Charleston, South Carolina --- Acting U.S. Attorney M. Rhett DeHart announced today that Lamar Louis Johnson, a/k/a “McJag,” 39, of Mount Pleasant, was sentenced to 27 years in federal prison for his role in suppling cocaine to a drug trafficking organization that operated in the Dorchester Terrace neighborhood of North Charleston.
The evidence presented at the sentencing hearing showed that Johnson distributed dozens of kilograms of cocaine in the Charleston area since 2019. His sentence was enhanced based on his leadership role in the organization, his possession of firearms at the time of his arrest, and his significant criminal history which included more than seventeen prior convictions for various narcotics offenses and violent crimes.
“The North Charleston Police Department is appreciative of the work of the United States Attorney’s Office and our law enforcement partners, which assisted in the lengthy investigation, successful prosecution of the cases developed, and fair sentencing of the defendant,” stated Chief of Police Reggie Burgess of the North Charleston Police Department. “One of the themes of the North Charleston Police Department is to create safer neighborhoods for our citizens and the sentence of this offender assists us in our mission.”

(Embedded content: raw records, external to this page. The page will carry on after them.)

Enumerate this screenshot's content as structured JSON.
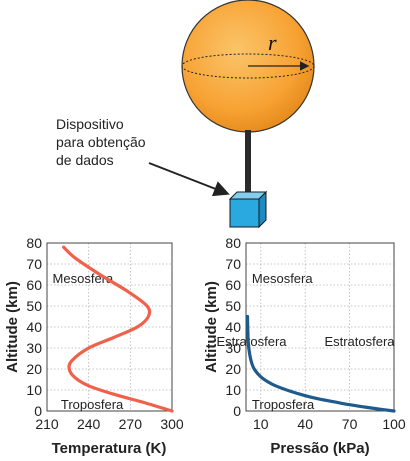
{
  "colors": {
    "temperature_curve": "#f0604a",
    "pressure_curve": "#1f5a8c",
    "temperature_label": "#f0604a",
    "pressure_label": "#1f6fa8",
    "balloon": "#f7a233",
    "box": "#2aa8e0"
  },
  "illustration": {
    "radius_label": "r",
    "device_label_lines": [
      "Dispositivo",
      "para obtenção",
      "de dados"
    ]
  },
  "chart_data": [
    {
      "type": "line",
      "xlabel": "Temperatura (K)",
      "ylabel": "Altitude (km)",
      "xlim": [
        210,
        300
      ],
      "ylim": [
        0,
        80
      ],
      "x_ticks": [
        "210",
        "240",
        "270",
        "300"
      ],
      "y_ticks": [
        "0",
        "10",
        "20",
        "30",
        "40",
        "50",
        "60",
        "70",
        "80"
      ],
      "grid": true,
      "annotations": [
        {
          "text": "Mesosfera",
          "x": 214,
          "y": 61
        },
        {
          "text": "Estratosfera",
          "x": 332,
          "y": 31
        },
        {
          "text": "Troposfera",
          "x": 220,
          "y": 1
        }
      ],
      "series": [
        {
          "x": [
            300,
            280,
            258,
            240,
            230,
            226,
            228,
            240,
            258,
            275,
            283,
            282,
            268,
            248,
            230,
            222
          ],
          "y": [
            0,
            4,
            8,
            12,
            16,
            20,
            24,
            30,
            35,
            40,
            45,
            50,
            57,
            65,
            73,
            78
          ]
        }
      ]
    },
    {
      "type": "line",
      "xlabel": "Pressão (kPa)",
      "ylabel": "Altitude (km)",
      "xlim": [
        0,
        100
      ],
      "ylim": [
        0,
        80
      ],
      "x_ticks": [
        "10",
        "40",
        "70",
        "100"
      ],
      "x_tick_values": [
        10,
        40,
        70,
        100
      ],
      "y_ticks": [
        "0",
        "10",
        "20",
        "30",
        "40",
        "50",
        "60",
        "70",
        "80"
      ],
      "grid": true,
      "annotations": [
        {
          "text": "Mesosfera",
          "x": 4,
          "y": 61
        },
        {
          "text": "Estratosfera",
          "x": 53,
          "y": 31
        },
        {
          "text": "Troposfera",
          "x": 4,
          "y": 1
        }
      ],
      "series": [
        {
          "x": [
            100,
            90,
            80,
            70,
            60,
            50,
            40,
            30,
            20,
            15,
            10,
            6,
            4,
            2.5,
            1.5,
            1
          ],
          "y": [
            0,
            0.9,
            1.9,
            3.0,
            4.3,
            5.6,
            7.3,
            9.4,
            12.0,
            13.8,
            16.3,
            19.5,
            22.5,
            27,
            33,
            45
          ]
        }
      ]
    }
  ]
}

Johnson was one of twelve defendants charged in July 2019 during the first wave of Operation Lowcountry Line, a joint federal, state, and local multi-year investigation quarterbacked by the Federal Bureau of Investigation (FBI) with assistance from the North Charleston Police Department, Charleston County Sheriff’s Office, Charleston Police Department, Berkeley County Sheriff’s Office, Dorchester County Sheriff’s Office, Mount Pleasant Police Department, South Carolina Law Enforcement Division (SLED), Ninth Circuit Solicitor’s Office, Charleston County Aviation Authority, and the United States Postal Inspection Service.
According to the fifty-count superseding indictment, the case targeted members of a street gang who obtained bulk supplies of heroin, cocaine, and other narcotics from interstate sources of supply and then redistributed the drugs to street-level drug dealers in the greater Charleston area. The superseding indictment also asserted that gang members and associates threatened violence and used firearms to defend themselves and their criminal enterprise from rival drug dealers and gang members.
Another twelve defendants were charged in a second-round indictment in mid-2020. To date, twenty-two of the twenty-four defendants, including Johnson, have pled guilty.
U.S. District Judge David Norton sentenced Johnson to 324 months in
federal prison, to be followed by a five-year term of court-ordered
supervision. There is no parole in the federal system.